There is no magic behind the choice of colours and no alchemy in their mixing. The choice of red, green and blue primaries from among the colours of the visible spectrum (i.e. the rainbow) is all down to the way we're built. We perceive a very narrow band of electromagnetic radiation (which includes radio and gamma waves) and we call that visible portion light. The three types of sensor on our retinas that respond to different colours within the visible spectrum have peak sensitivity in different areas: one peaks in the blue part of the spectrum, one in the green and one in the red. If we had sensors that were sensitive to infra-red or ultra-violet (as some animals do) we might see more colours.

As it is because we have only three types (plus one for monochrome vision), our entire colour world is dependent on them: all perceivable colours are made up from various combinations of their activities. That gives us a measly, separately identifiable 16 million colours to play with.
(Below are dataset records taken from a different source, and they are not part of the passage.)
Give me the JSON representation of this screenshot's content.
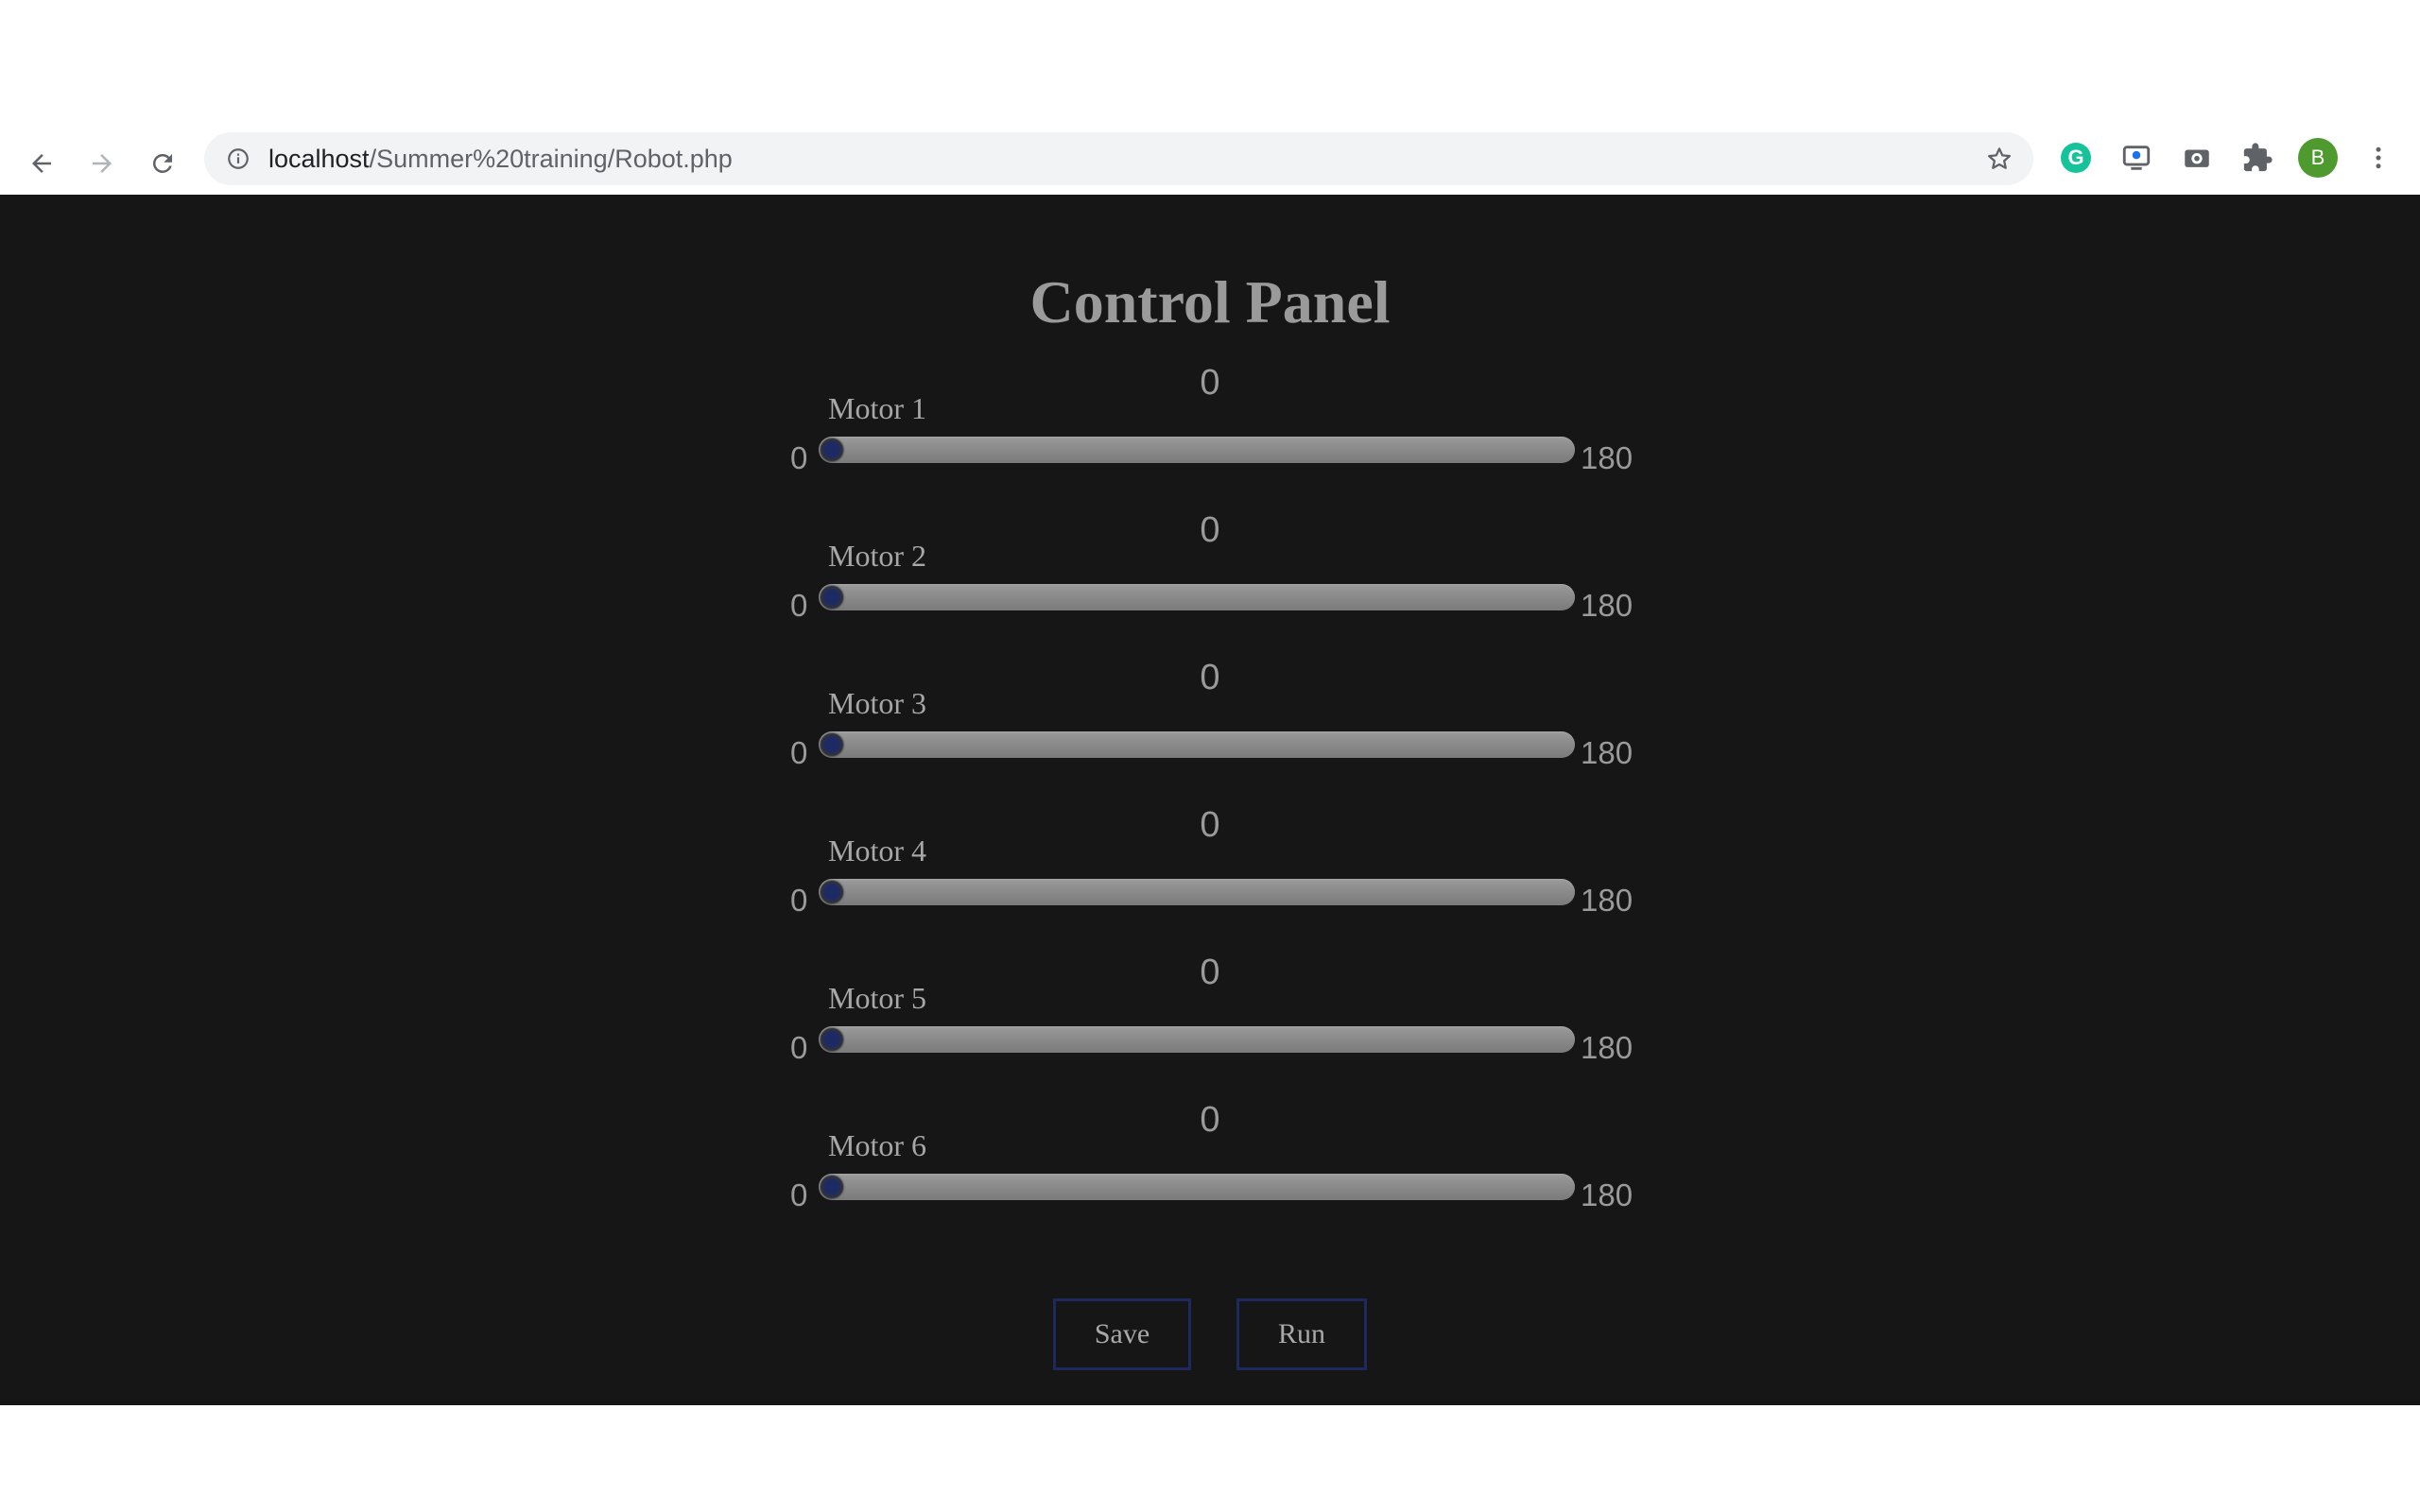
{
  "browser": {
    "url_host": "localhost",
    "url_path": "/Summer%20training/Robot.php",
    "profile_initial": "B",
    "extensions": [
      "grammarly-extension-icon",
      "screen-capture-extension-icon",
      "camera-extension-icon",
      "puzzle-icon"
    ]
  },
  "page": {
    "title": "Control Panel",
    "motors": [
      {
        "label": "Motor 1",
        "value": "0",
        "min": "0",
        "max": "180",
        "level": 0
      },
      {
        "label": "Motor 2",
        "value": "0",
        "min": "0",
        "max": "180",
        "level": 0
      },
      {
        "label": "Motor 3",
        "value": "0",
        "min": "0",
        "max": "180",
        "level": 0
      },
      {
        "label": "Motor 4",
        "value": "0",
        "min": "0",
        "max": "180",
        "level": 0
      },
      {
        "label": "Motor 5",
        "value": "0",
        "min": "0",
        "max": "180",
        "level": 0
      },
      {
        "label": "Motor 6",
        "value": "0",
        "min": "0",
        "max": "180",
        "level": 0
      }
    ],
    "save_label": "Save",
    "run_label": "Run",
    "accent_color": "#1e2a5e",
    "background_color": "#161616"
  }
}
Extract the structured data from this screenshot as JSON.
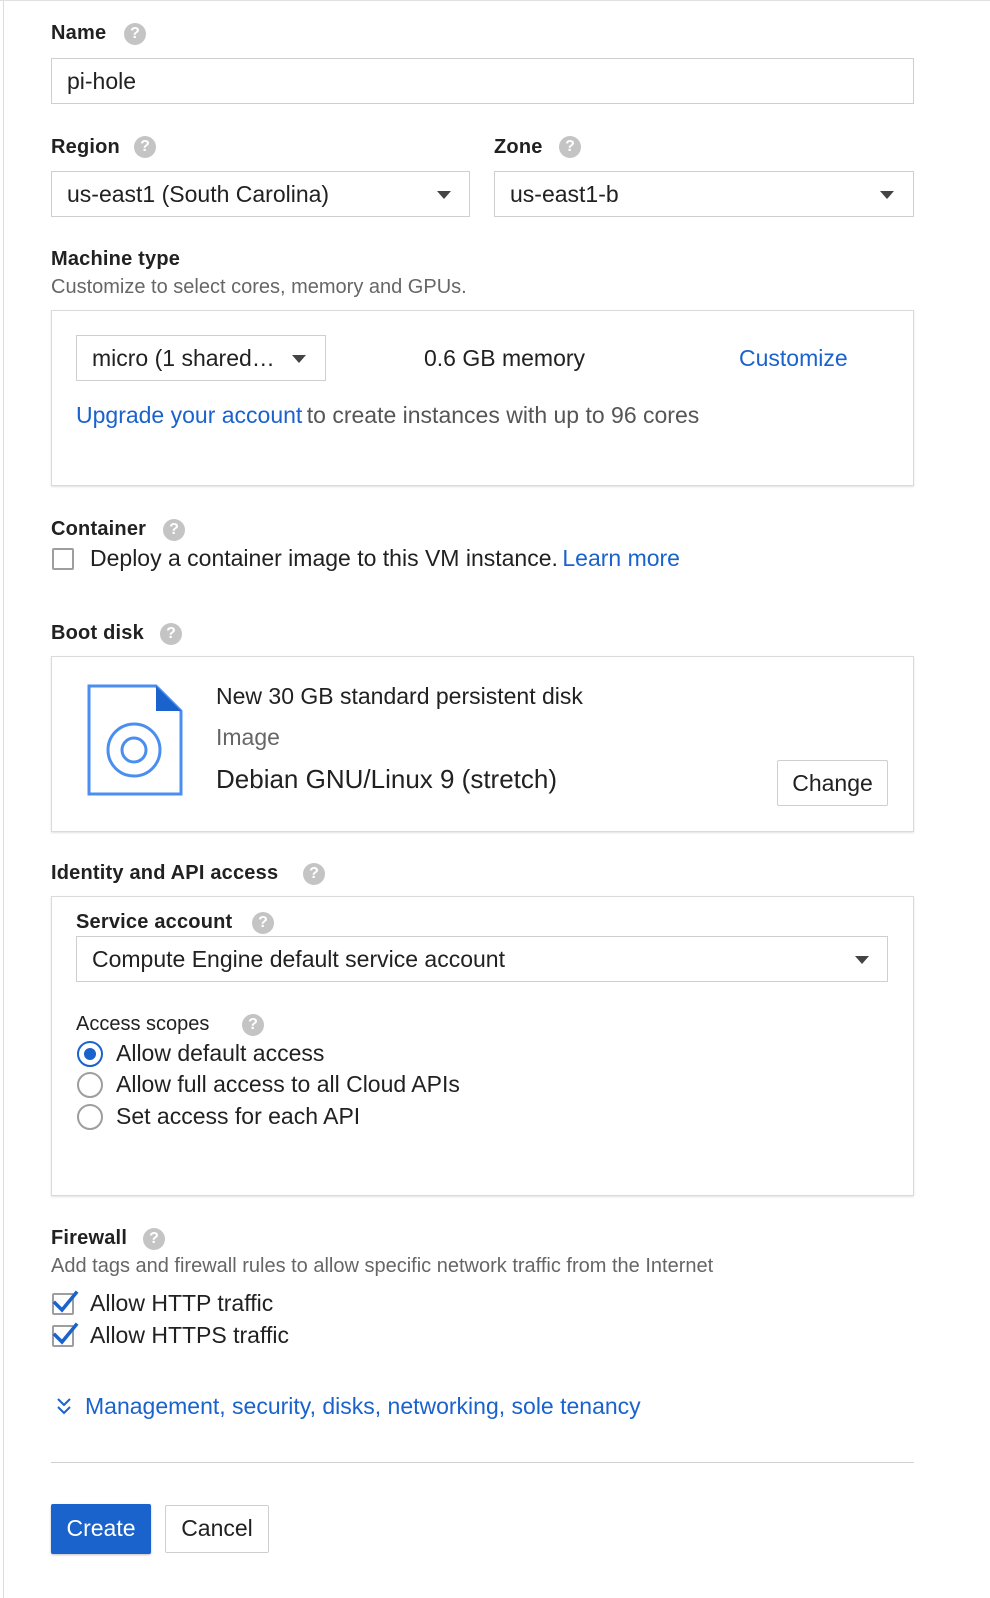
{
  "name": {
    "label": "Name",
    "value": "pi-hole"
  },
  "region": {
    "label": "Region",
    "value": "us-east1 (South Carolina)"
  },
  "zone": {
    "label": "Zone",
    "value": "us-east1-b"
  },
  "machine_type": {
    "label": "Machine type",
    "subtitle": "Customize to select cores, memory and GPUs.",
    "select_value": "micro (1 shared…",
    "memory": "0.6 GB memory",
    "customize_link": "Customize",
    "upgrade_link": "Upgrade your account",
    "upgrade_text": "to create instances with up to 96 cores"
  },
  "container": {
    "label": "Container",
    "checkbox_text": "Deploy a container image to this VM instance.",
    "learn_more": "Learn more",
    "checked": false
  },
  "boot_disk": {
    "label": "Boot disk",
    "disk_title": "New 30 GB standard persistent disk",
    "image_label": "Image",
    "image_name": "Debian GNU/Linux 9 (stretch)",
    "change_button": "Change"
  },
  "identity": {
    "label": "Identity and API access",
    "service_account_label": "Service account",
    "service_account_value": "Compute Engine default service account",
    "access_scopes_label": "Access scopes",
    "scopes": [
      {
        "label": "Allow default access",
        "selected": true
      },
      {
        "label": "Allow full access to all Cloud APIs",
        "selected": false
      },
      {
        "label": "Set access for each API",
        "selected": false
      }
    ]
  },
  "firewall": {
    "label": "Firewall",
    "subtitle": "Add tags and firewall rules to allow specific network traffic from the Internet",
    "options": [
      {
        "label": "Allow HTTP traffic",
        "checked": true
      },
      {
        "label": "Allow HTTPS traffic",
        "checked": true
      }
    ]
  },
  "advanced_link": "Management, security, disks, networking, sole tenancy",
  "actions": {
    "create": "Create",
    "cancel": "Cancel"
  },
  "colors": {
    "accent": "#1a62cc",
    "text": "#212121",
    "muted": "#666666",
    "border": "#cfcfcf"
  },
  "icons": {
    "help": "help-circle-icon",
    "dropdown": "caret-down-icon",
    "disk": "disk-image-icon",
    "check": "check-icon",
    "expand": "double-chevron-down-icon"
  }
}
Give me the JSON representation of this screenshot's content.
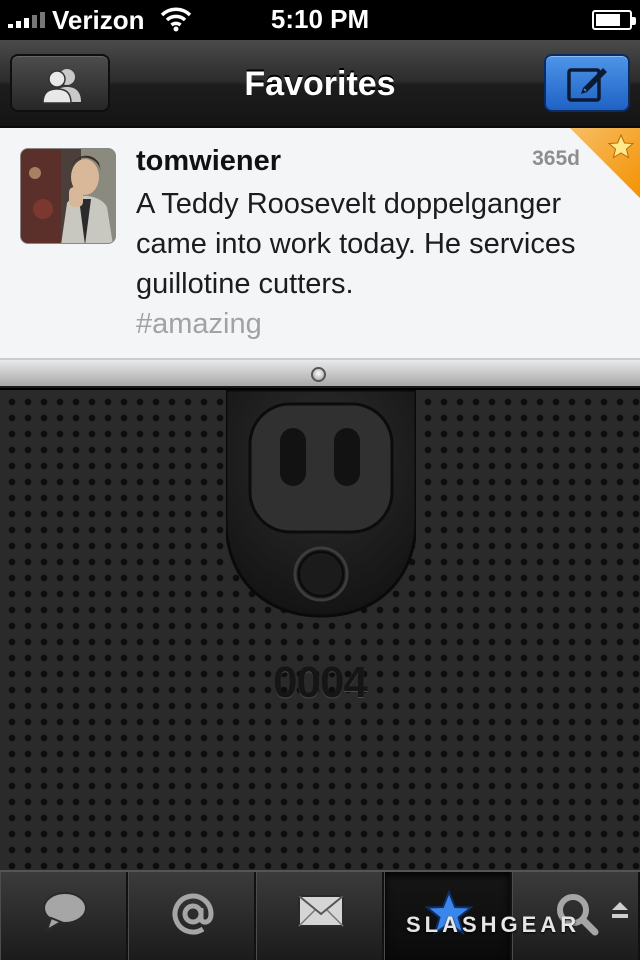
{
  "status_bar": {
    "carrier": "Verizon",
    "time": "5:10 PM",
    "battery_level": 0.6,
    "icons": [
      "signal-icon",
      "wifi-icon",
      "battery-icon"
    ]
  },
  "nav": {
    "title": "Favorites",
    "left_button_icon": "accounts-icon",
    "right_button_icon": "compose-icon"
  },
  "tweet": {
    "username": "tomwiener",
    "age": "365d",
    "text": "A Teddy Roosevelt doppelganger came into work today. He services guillotine cutters.",
    "hashtag": "#amazing",
    "favorited": true
  },
  "empty_state": {
    "count": "0004"
  },
  "tabs": [
    {
      "icon": "speech-bubble-icon",
      "name": "timeline",
      "active": false
    },
    {
      "icon": "at-sign-icon",
      "name": "mentions",
      "active": false
    },
    {
      "icon": "envelope-icon",
      "name": "messages",
      "active": false
    },
    {
      "icon": "star-icon",
      "name": "favorites",
      "active": true
    },
    {
      "icon": "search-icon",
      "name": "search",
      "active": false
    }
  ],
  "watermark": "SLASHGEAR",
  "colors": {
    "compose_blue": "#2a6fd1",
    "favorite_orange": "#f39200",
    "hashtag_gray": "#a2a2a2",
    "active_star_blue": "#3a86ea"
  }
}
Colour model 4Colour model 4 takes the secondary colours of light - cyan, magenta and yellow - and works them backwards. The theory is that if you take three sheets of transparent plastic in these three colours, you should be able to produce the light primaries by subtraction. Thus a sheet of cyan plastic film held over a sheet of magenta plastic film should give a less luminous, but blue light. It works a bit like mixing paint and these theoretical subtractive primaries, cyan, magenta and yellow, ought (in opposition to colour model 3) to make black when overlaid. Of course they don't because coloured plastic, like coloured anything (other than light), is never 100 percent totally purely coloured.

It's the same story with printing inks. This model lies behind modern printing methods, which use cyan, magenta and yellow transparent inks over white paper (a source of reflected light) to reproduce full-colour photographs in books and magazines. In practice printers also use black to bolster the performance of the three colours and the resulting printing method (which is part-additive, part-subtractive) is known as CMYK process printing, now used worldwide.

But CMYK has always had its weaknesses, notably poor greens and especially oranges, which always look dull and muddy, mainly due, again, to the technical limitations of the inks. Pantone®, one of the largest colour authorities in the world, and certainly the single most persuasive voice in the graphics and printing industries, has solved these problems to a large extent with the introduction of two further ink colours, green and orange, as shown on the left. Together with CMYK they make a six-colour process method called Hexachrome®. This book is one of very few consumer volumes to be printed in Hexachrome®; it was an essential choice for the accurate colour rendering of the palettes and an added advantage in that it reproduces vibrant photographs well.